Methods: Full-thickness intestinal resection material from pediatric controls and HSCR patients was collected, dissociated and enriched for the ENS population through fluorescence-activated cell sorting. Single-cell RNA sequencing was performed to uncover the transcriptomic diversity of the ENS in HSCR patients and controls, as well as in wildtype and ret mutant zebrafish. Immunofluorescence and fluorescence in situ hybridization confirmed the presence of distinct subtypes.

Results: Two major enteric glial classes emerged in the pediatric intestine: Schwann-like enteric glia, reminiscent of Schwann cells, and Enteric glia, expressing classical glial markers. Comparative analysis with previously published datasets confirmed our classification and revealed that whilst classical enteric glia are predominant prenatally, Schwann-like enteric glia become more abundant postnatally. In HSCR, ganglionic segments mirrored controls, while aganglionic segments, only featured Schwann-like enteric glia. Leveraging the regenerative potential of Schwann cells, we explored therapeutic options using a ret mutant zebrafish. Prucalopride, a serotonin-receptor (5-HT) agonist, induced neurogenesis partially rescuing the HSCR phenotype in ret^+/- mutants.

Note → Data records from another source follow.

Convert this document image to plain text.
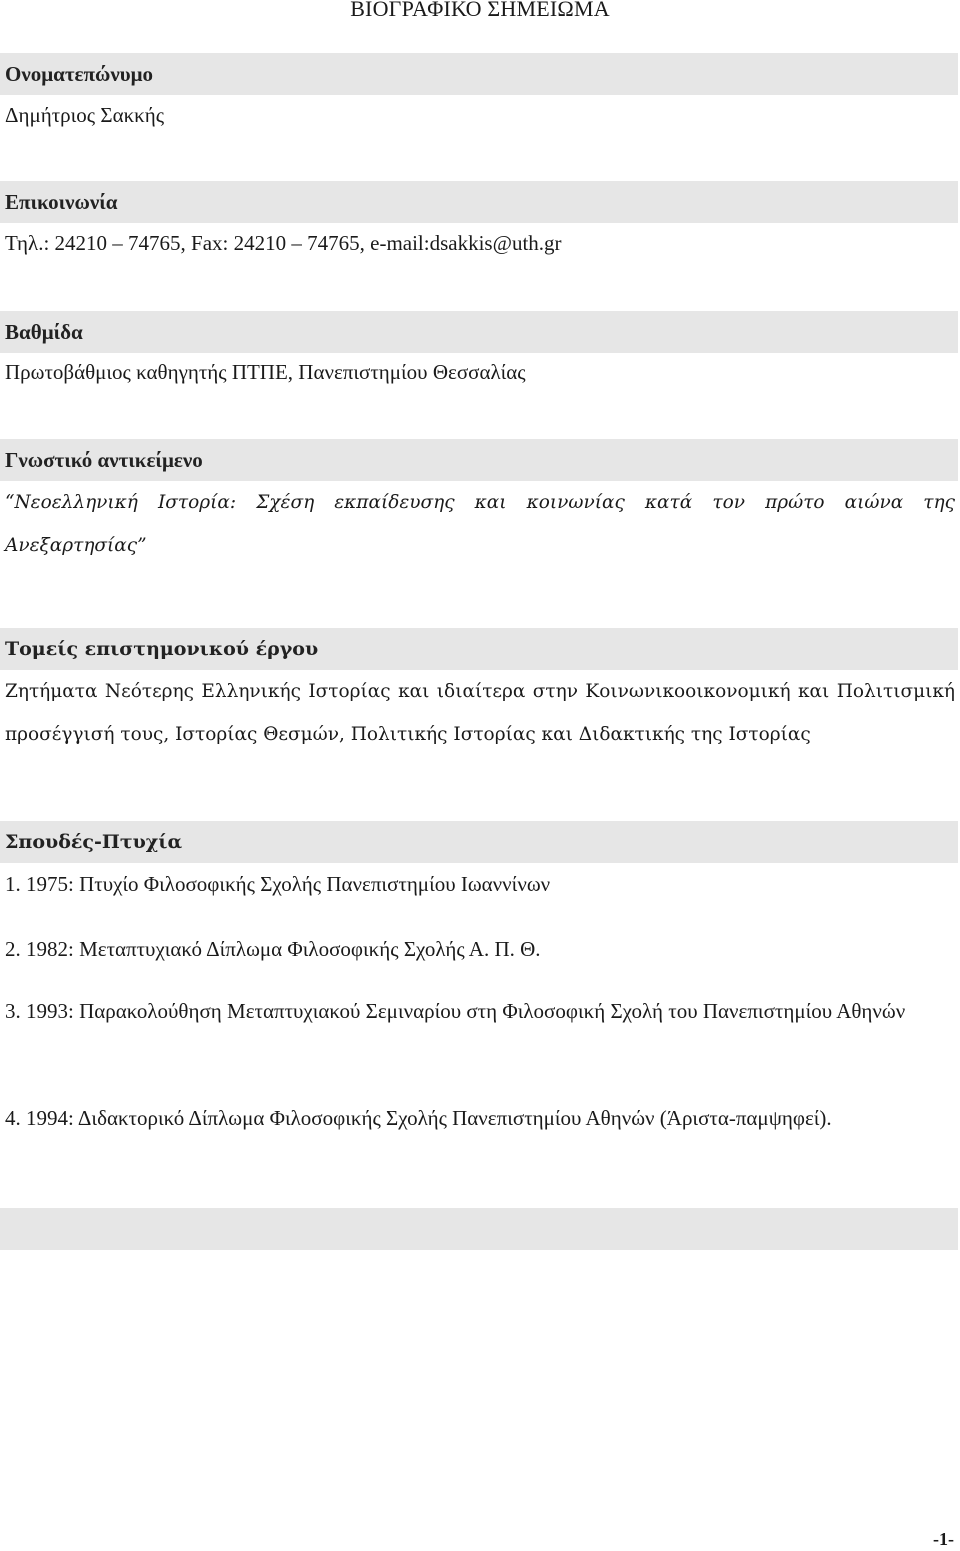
ΒΙΟΓΡΑΦΙΚΟ ΣΗΜΕΙΩΜΑ
Ονοματεπώνυμο
Δημήτριος Σακκής
Επικοινωνία
Τηλ.: 24210 – 74765, Fax: 24210 – 74765, e-mail:dsakkis@uth.gr
Βαθμίδα
Πρωτοβάθμιος καθηγητής ΠΤΠΕ, Πανεπιστημίου Θεσσαλίας
Γνωστικό αντικείμενο
“Νεοελληνική Ιστορία: Σχέση εκπαίδευσης και κοινωνίας κατά τον πρώτο αιώνα της Ανεξαρτησίας”
Τομείς επιστημονικού έργου
Ζητήματα Νεότερης Ελληνικής Ιστορίας και ιδιαίτερα στην Κοινωνικοοικονομική και Πολιτισμική προσέγγισή τους, Ιστορίας Θεσμών, Πολιτικής Ιστορίας και Διδακτικής της Ιστορίας
Σπουδές-Πτυχία
1. 1975: Πτυχίο Φιλοσοφικής Σχολής Πανεπιστημίου Ιωαννίνων
2. 1982: Μεταπτυχιακό Δίπλωμα Φιλοσοφικής Σχολής Α. Π. Θ.
3. 1993: Παρακολούθηση Μεταπτυχιακού Σεμιναρίου στη Φιλοσοφική Σχολή του Πανεπιστημίου Αθηνών
4. 1994: Διδακτορικό Δίπλωμα Φιλοσοφικής Σχολής Πανεπιστημίου Αθηνών (Άριστα-παμψηφεί).
-1-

Conclusion: Two major enteric glial classes were identified in the pediatric intestine, highlighting the significant postnatal contribution of Schwann-like enteric glia to glial heterogeneity. Crucially, these glial subtypes persist in aganglionic segments of HSCR patients, offering a new target for their treatment using 5-HT agonists.

Keywords: ENS; Hirschsprung disease; Schwann cells; enteric glia; prucalopride; single cell RNA sequencing.